A loud “Yes” means that you are cooking.
On the other hand…
Does your post warn your readers away from something that will harm them? Are you preventing humiliation, heartbreak, emotional or physical trauma? Will your readers thank you for saving them years of hassle and aggravation?
Yes = Success. By the way, most people avoid pain like my son avoids cauliflower. So pain posts are diabolically effective.
Does your post shock or fascinate?
Can you make even the savviest guru stop and notice? Does your post bring down enlightenment chiseled into stone? Or does your prose at least induce a daydream of possibilities?
Don’t worry if you haven’t written one of these 1,000 retweet sizzlers.
These posts are incredibly hard to pull off. Some folks (looking at Seth Godin) can wake up and reinvent sunshine every morning. Mere mortals get a bolt out of the blue, crash the car, and tap out their post one key at a time on their CrackBerry. The tough part is that if you write this post, you are better off giving it away (but that’s another post).
How to Make These 3 Attention-Getters Work for Your Post
Your readers are on the prowl for your information. Make sure you let them know early and often that you know how to deliver it. Do this and your post will get read – guaranteed.
Some quick pointers for the hands-on bunch:
1. List your readers’ most common pain points. Moms have no time for themselves. Dads worry about sacrificing too much. Business owners worry about going bankrupt.

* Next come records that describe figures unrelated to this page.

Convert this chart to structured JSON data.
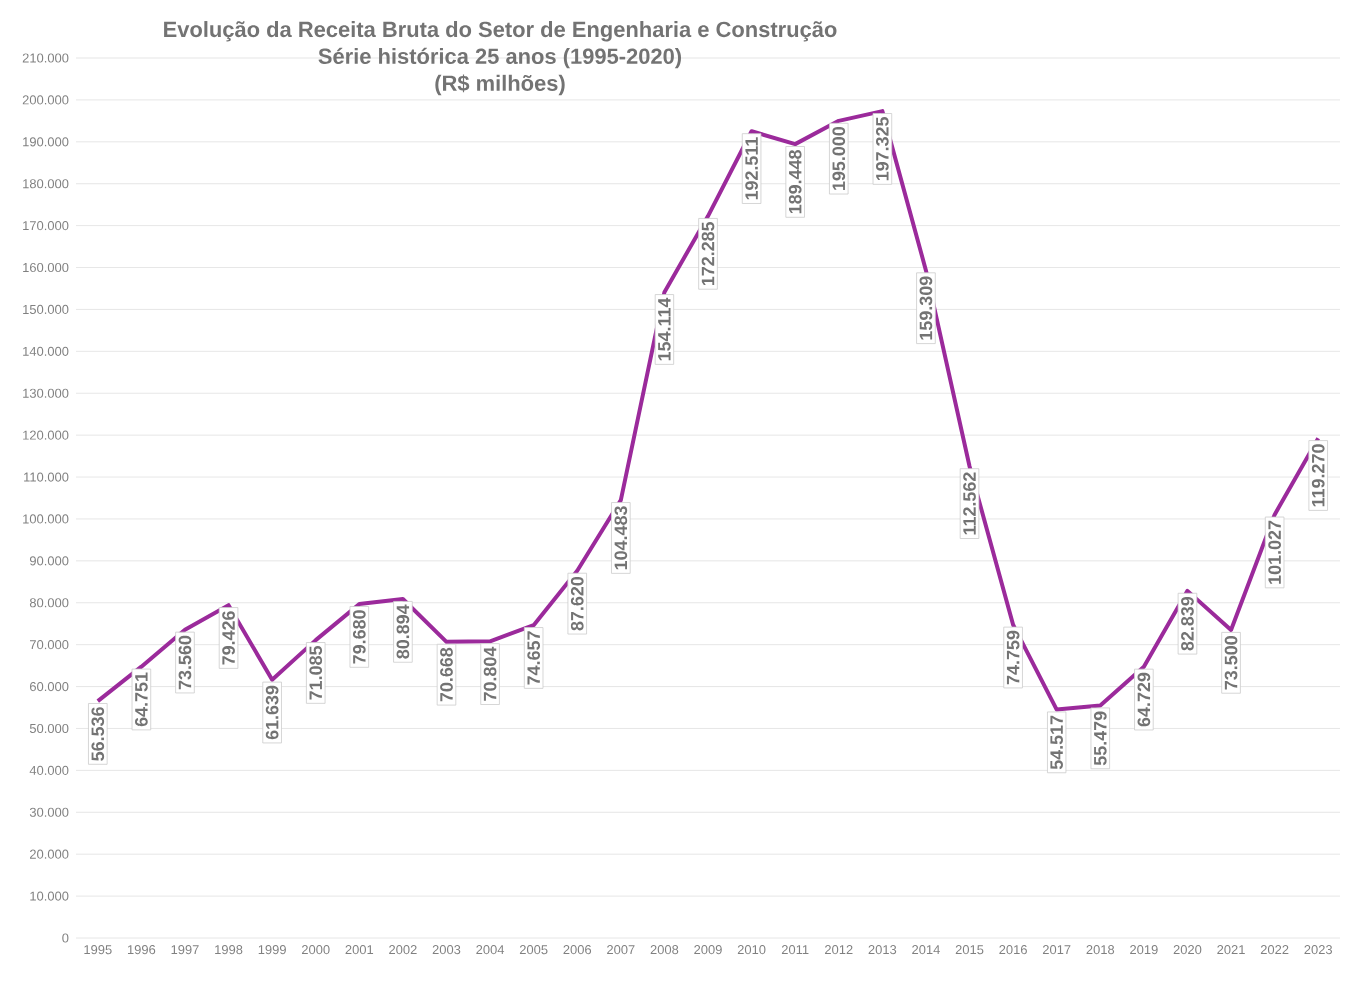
{
  "chart_data": {
    "type": "line",
    "title": "Evolução da Receita Bruta do Setor de Engenharia e Construção",
    "subtitle": "Série histórica 25 anos (1995-2020)",
    "annotations": [
      "(R$ milhões)"
    ],
    "categories": [
      "1995",
      "1996",
      "1997",
      "1998",
      "1999",
      "2000",
      "2001",
      "2002",
      "2003",
      "2004",
      "2005",
      "2006",
      "2007",
      "2008",
      "2009",
      "2010",
      "2011",
      "2012",
      "2013",
      "2014",
      "2015",
      "2016",
      "2017",
      "2018",
      "2019",
      "2020",
      "2021",
      "2022",
      "2023"
    ],
    "series": [
      {
        "color": "#9b2a9b",
        "values": [
          56536,
          64751,
          73560,
          79426,
          61639,
          71085,
          79680,
          80894,
          70668,
          70804,
          74657,
          87620,
          104483,
          154114,
          172285,
          192511,
          189448,
          195000,
          197325,
          159309,
          112562,
          74759,
          54517,
          55479,
          64729,
          82839,
          73500,
          101027,
          119270
        ],
        "value_labels": [
          "56.536",
          "64.751",
          "73.560",
          "79.426",
          "61.639",
          "71.085",
          "79.680",
          "80.894",
          "70.668",
          "70.804",
          "74.657",
          "87.620",
          "104.483",
          "154.114",
          "172.285",
          "192.511",
          "189.448",
          "195.000",
          "197.325",
          "159.309",
          "112.562",
          "74.759",
          "54.517",
          "55.479",
          "64.729",
          "82.839",
          "73.500",
          "101.027",
          "119.270"
        ]
      }
    ],
    "ylim": [
      0,
      210000
    ],
    "yticks": [
      {
        "value": 0,
        "label": "0"
      },
      {
        "value": 10000,
        "label": "10.000"
      },
      {
        "value": 20000,
        "label": "20.000"
      },
      {
        "value": 30000,
        "label": "30.000"
      },
      {
        "value": 40000,
        "label": "40.000"
      },
      {
        "value": 50000,
        "label": "50.000"
      },
      {
        "value": 60000,
        "label": "60.000"
      },
      {
        "value": 70000,
        "label": "70.000"
      },
      {
        "value": 80000,
        "label": "80.000"
      },
      {
        "value": 90000,
        "label": "90.000"
      },
      {
        "value": 100000,
        "label": "100.000"
      },
      {
        "value": 110000,
        "label": "110.000"
      },
      {
        "value": 120000,
        "label": "120.000"
      },
      {
        "value": 130000,
        "label": "130.000"
      },
      {
        "value": 140000,
        "label": "140.000"
      },
      {
        "value": 150000,
        "label": "150.000"
      },
      {
        "value": 160000,
        "label": "160.000"
      },
      {
        "value": 170000,
        "label": "170.000"
      },
      {
        "value": 180000,
        "label": "180.000"
      },
      {
        "value": 190000,
        "label": "190.000"
      },
      {
        "value": 200000,
        "label": "200.000"
      },
      {
        "value": 210000,
        "label": "210.000"
      }
    ],
    "grid": "y",
    "line_style": "solid",
    "marker": "none"
  }
}
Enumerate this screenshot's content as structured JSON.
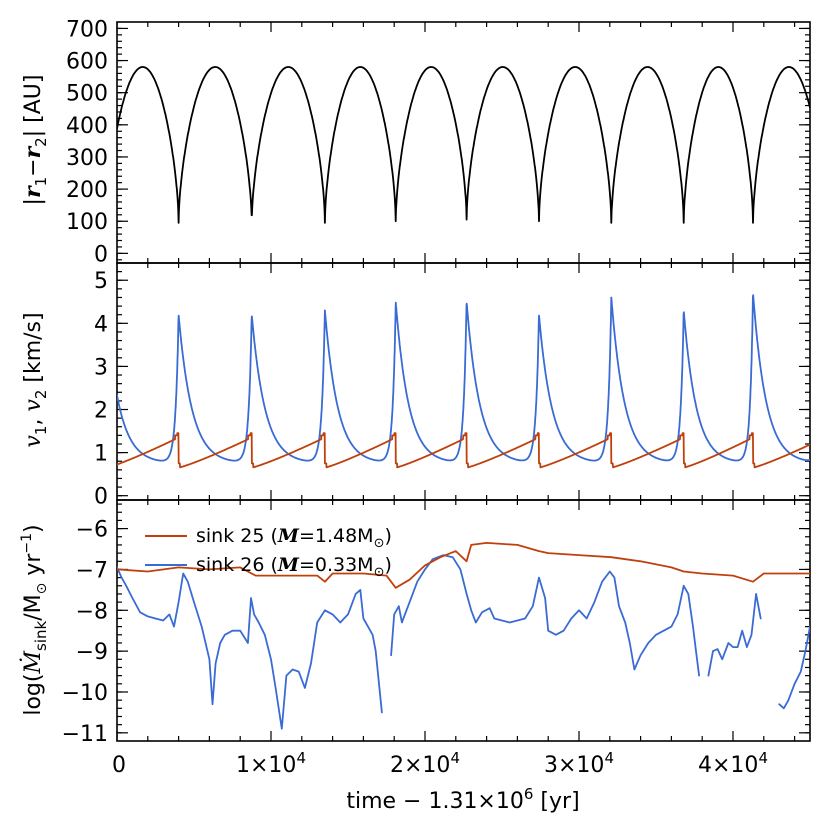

2. Make another list of the stuff that makes your reader smile. Moms love when their children listen. Dads enjoy time teaching their kids what they know. Business owners dream of not worrying about payroll.
3. Put the benefit – avoiding pain or getting pleasure – right in the headline. For example:
“Moms! Here’s a Proven Way to Stop Your Children from Crying at Bedtime”
4. Build your entire post around driving home your point. Be relentless – don’t let your reader off the mat until they have received their full dose of caution or pleasure.
5. When all else fails, just shock the living hell out of your readers with a statement or perspective that challenges their beliefs and up-ends their view of the world.